Excuses for Not Respecting Universal Human Rights
Above all, quite a few Asian States, especially in South Asia, have learnt to jointly fabricate excuses as to why universal human rights cannot be respected by them. There is something to be said for their complaints on two points. First, that the human rights movement cannot be developed in isolation from the increasingly neglected agenda for restoring some semblance of balance and justice to the North-South economic relations. And, secondly, the dominant human rights rhetoric erroneously ignores the rights of groups and communities as against other similar formations and puts excessive emphasis on the theory of individual rights being enforceable only in individual terms. But these points are seldom agitated at the State level.
The gravamen of collective Asian resistance to universal human rights is derived from notions of cultural peculiarities or superiority or demands of national security, stability and economic progress. No heed is paid to the alternative thesis which holds that respect for human rights will enhance the States’ capacity to realise the same objectives. Regardless of what attitude the Asian States may collectively or severally adopt in this artificially created "we" and "they" equation, no explanation is offered for their indifference to the need to forge common tools for the creation of a human rights order in mutual interest. Indeed, an Asian regional compact on a collective human rights framework could offer us a means of improving our credentials in exchanges with the outside world besides resolving a host of intra-regional issues that are becoming acute year after year.
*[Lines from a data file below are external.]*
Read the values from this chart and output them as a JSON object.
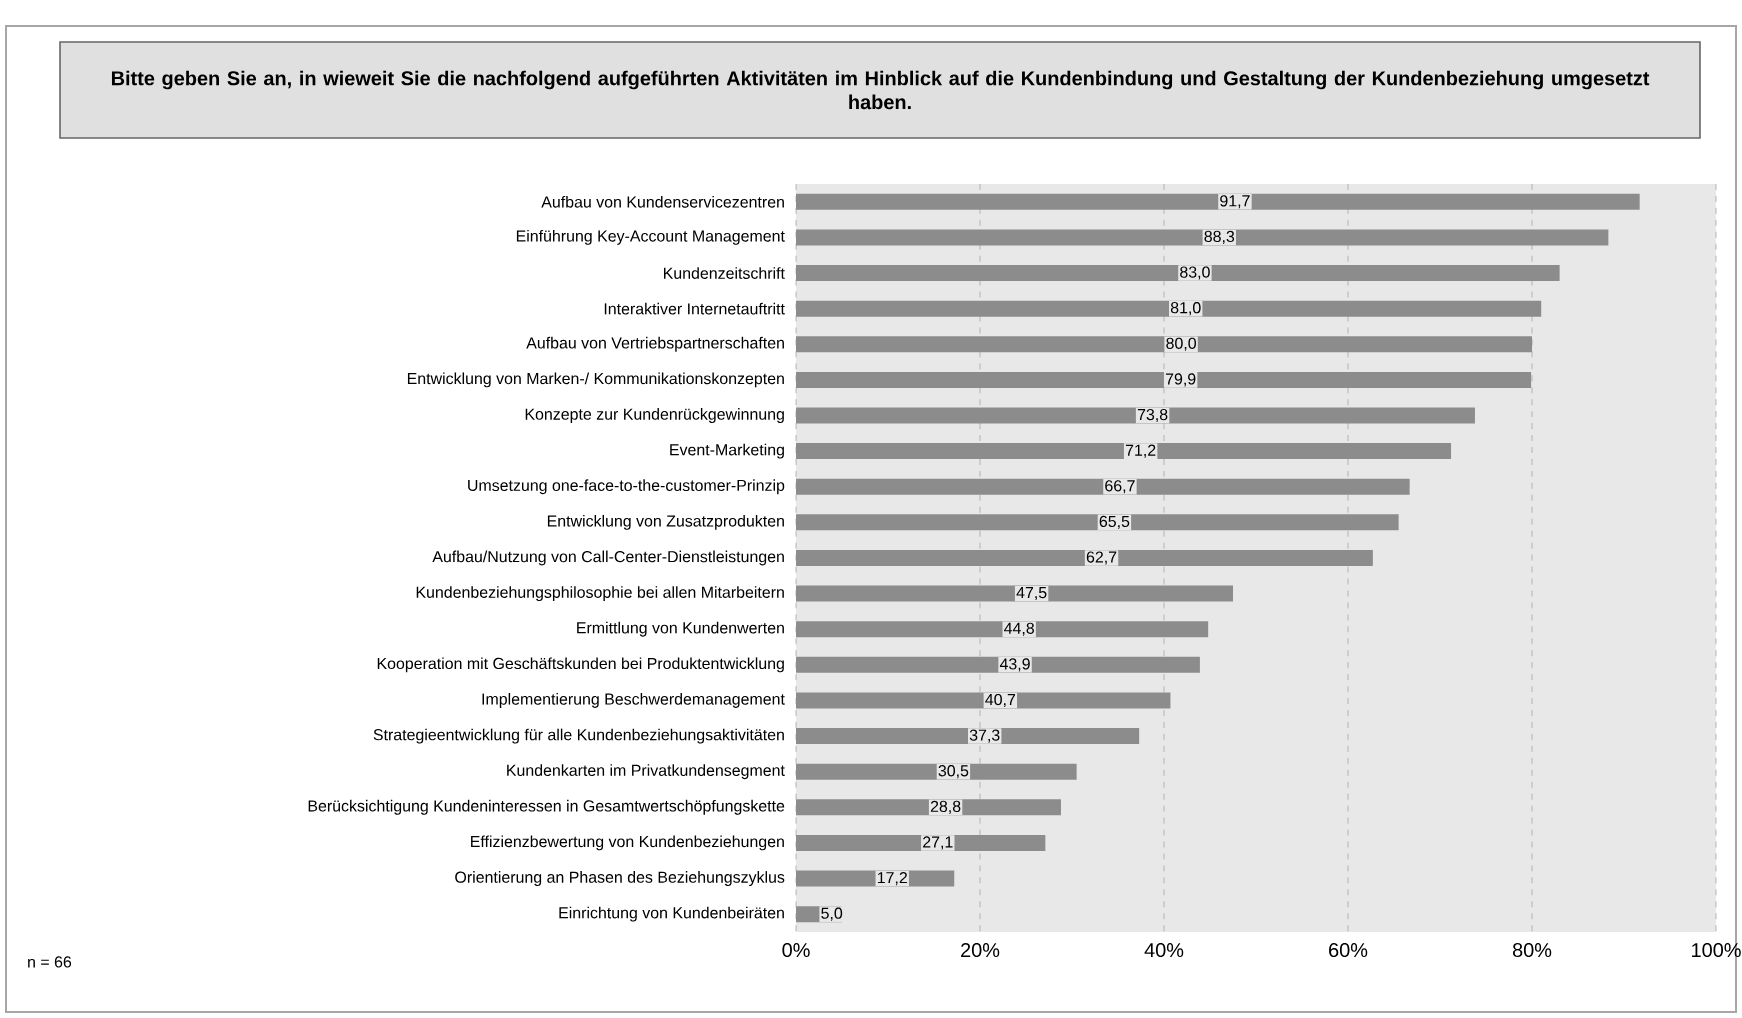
{
  "chart_data": {
    "type": "bar",
    "orientation": "horizontal",
    "title": "Bitte geben Sie an, in wieweit Sie die nachfolgend aufgeführten Aktivitäten im Hinblick auf die Kundenbindung und Gestaltung der Kundenbeziehung umgesetzt haben.",
    "categories": [
      "Aufbau von Kundenservicezentren",
      "Einführung Key-Account Management",
      "Kundenzeitschrift",
      "Interaktiver Internetauftritt",
      "Aufbau von Vertriebspartnerschaften",
      "Entwicklung von Marken-/ Kommunikationskonzepten",
      "Konzepte zur Kundenrückgewinnung",
      "Event-Marketing",
      "Umsetzung one-face-to-the-customer-Prinzip",
      "Entwicklung von Zusatzprodukten",
      "Aufbau/Nutzung von Call-Center-Dienstleistungen",
      "Kundenbeziehungsphilosophie bei allen Mitarbeitern",
      "Ermittlung von Kundenwerten",
      "Kooperation mit Geschäftskunden bei Produktentwicklung",
      "Implementierung Beschwerdemanagement",
      "Strategieentwicklung für alle Kundenbeziehungsaktivitäten",
      "Kundenkarten im Privatkundensegment",
      "Berücksichtigung Kundeninteressen in Gesamtwertschöpfungskette",
      "Effizienzbewertung von Kundenbeziehungen",
      "Orientierung an Phasen des Beziehungszyklus",
      "Einrichtung von Kundenbeiräten"
    ],
    "values": [
      91.7,
      88.3,
      83.0,
      81.0,
      80.0,
      79.9,
      73.8,
      71.2,
      66.7,
      65.5,
      62.7,
      47.5,
      44.8,
      43.9,
      40.7,
      37.3,
      30.5,
      28.8,
      27.1,
      17.2,
      5.0
    ],
    "value_labels": [
      "91,7",
      "88,3",
      "83,0",
      "81,0",
      "80,0",
      "79,9",
      "73,8",
      "71,2",
      "66,7",
      "65,5",
      "62,7",
      "47,5",
      "44,8",
      "43,9",
      "40,7",
      "37,3",
      "30,5",
      "28,8",
      "27,1",
      "17,2",
      "5,0"
    ],
    "color": "#8c8c8c",
    "xlim": [
      0,
      100
    ],
    "xticks": [
      {
        "value": 0,
        "label": "0%"
      },
      {
        "value": 20,
        "label": "20%"
      },
      {
        "value": 40,
        "label": "40%"
      },
      {
        "value": 60,
        "label": "60%"
      },
      {
        "value": 80,
        "label": "80%"
      },
      {
        "value": 100,
        "label": "100%"
      }
    ],
    "grid": "x",
    "annotations": [
      "n = 66"
    ]
  }
}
Notice may also be taken of one more obstacle to regional understanding - the myth of national sovereignty. That unlike other spheres this myth is involved in respect of cooperation in the field of human rights solely to deprive national populations of their basic rights and dignities is plain enough. Equally obvious is the fact that all Asian States, in varying degrees, have learnt to live with considerably abridged powers to exercise their sovereign rights. It can easily be shown that mutual cooperation in furtherance of human rights will not only strengthen national identities and all that goes with that may indeed help different stakes to discover their true identities and enable them to examine the whole issues of sovereignty in a more enlightened context.
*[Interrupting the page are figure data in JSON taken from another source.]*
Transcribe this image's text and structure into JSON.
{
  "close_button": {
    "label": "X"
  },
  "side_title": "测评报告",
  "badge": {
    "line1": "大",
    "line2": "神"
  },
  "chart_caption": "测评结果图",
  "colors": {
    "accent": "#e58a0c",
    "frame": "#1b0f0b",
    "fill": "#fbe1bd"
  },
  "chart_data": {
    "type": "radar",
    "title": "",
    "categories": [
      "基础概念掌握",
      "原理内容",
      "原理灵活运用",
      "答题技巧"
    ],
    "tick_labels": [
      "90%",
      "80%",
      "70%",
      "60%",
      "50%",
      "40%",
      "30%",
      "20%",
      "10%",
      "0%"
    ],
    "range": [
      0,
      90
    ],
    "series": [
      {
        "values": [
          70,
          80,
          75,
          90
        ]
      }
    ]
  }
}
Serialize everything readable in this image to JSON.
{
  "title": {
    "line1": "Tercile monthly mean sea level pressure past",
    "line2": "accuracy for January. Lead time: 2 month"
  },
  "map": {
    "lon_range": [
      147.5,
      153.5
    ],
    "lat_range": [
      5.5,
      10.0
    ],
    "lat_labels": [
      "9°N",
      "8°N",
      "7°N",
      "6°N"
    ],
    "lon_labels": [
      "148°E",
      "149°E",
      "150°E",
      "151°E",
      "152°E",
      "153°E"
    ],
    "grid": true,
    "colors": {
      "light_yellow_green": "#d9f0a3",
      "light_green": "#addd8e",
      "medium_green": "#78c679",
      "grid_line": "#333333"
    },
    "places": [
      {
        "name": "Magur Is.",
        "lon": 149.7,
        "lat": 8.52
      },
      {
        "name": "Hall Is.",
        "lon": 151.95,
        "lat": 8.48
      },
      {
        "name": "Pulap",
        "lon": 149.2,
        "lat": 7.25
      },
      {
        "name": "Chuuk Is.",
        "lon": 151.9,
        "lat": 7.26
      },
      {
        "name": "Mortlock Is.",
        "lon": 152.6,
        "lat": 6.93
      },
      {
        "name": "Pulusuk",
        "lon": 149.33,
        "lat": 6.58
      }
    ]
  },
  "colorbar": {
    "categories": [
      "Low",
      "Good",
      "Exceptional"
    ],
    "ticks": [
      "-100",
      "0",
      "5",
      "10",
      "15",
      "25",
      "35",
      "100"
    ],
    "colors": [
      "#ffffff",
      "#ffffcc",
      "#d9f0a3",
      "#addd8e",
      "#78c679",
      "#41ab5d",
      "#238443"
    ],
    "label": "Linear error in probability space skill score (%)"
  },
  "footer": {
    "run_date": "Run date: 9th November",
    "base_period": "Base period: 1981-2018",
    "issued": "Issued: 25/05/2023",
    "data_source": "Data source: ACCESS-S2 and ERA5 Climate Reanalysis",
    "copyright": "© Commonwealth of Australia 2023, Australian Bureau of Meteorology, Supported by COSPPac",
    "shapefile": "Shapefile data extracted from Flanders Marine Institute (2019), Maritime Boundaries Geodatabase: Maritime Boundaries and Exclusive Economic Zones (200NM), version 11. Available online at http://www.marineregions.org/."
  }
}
Cooperative Effort Can Overcome Fear
Despite all these arguments in favour of regional mechanisms, one should not ignore the fear of change all people and societies have. The minority elites in Asia who have fattened themselves under the cover of forcibly enforced socio-economic orders fear change most of all. Thus, the targets of advocates of regional mechanisms have in view need to be carefully prioritised. A beginning may be made by persuading the State authorities to accept their common objectives in the area of human rights. This could be no more than a judicious synthesis of what these States have been proclaiming separately in their rhetoric. The next step could be identification of areas that do not lie within political authorities’ core privileges and the creation of joint agencies to resolve them. Fear of cooperation can be overcome only by launching a cooperative effort.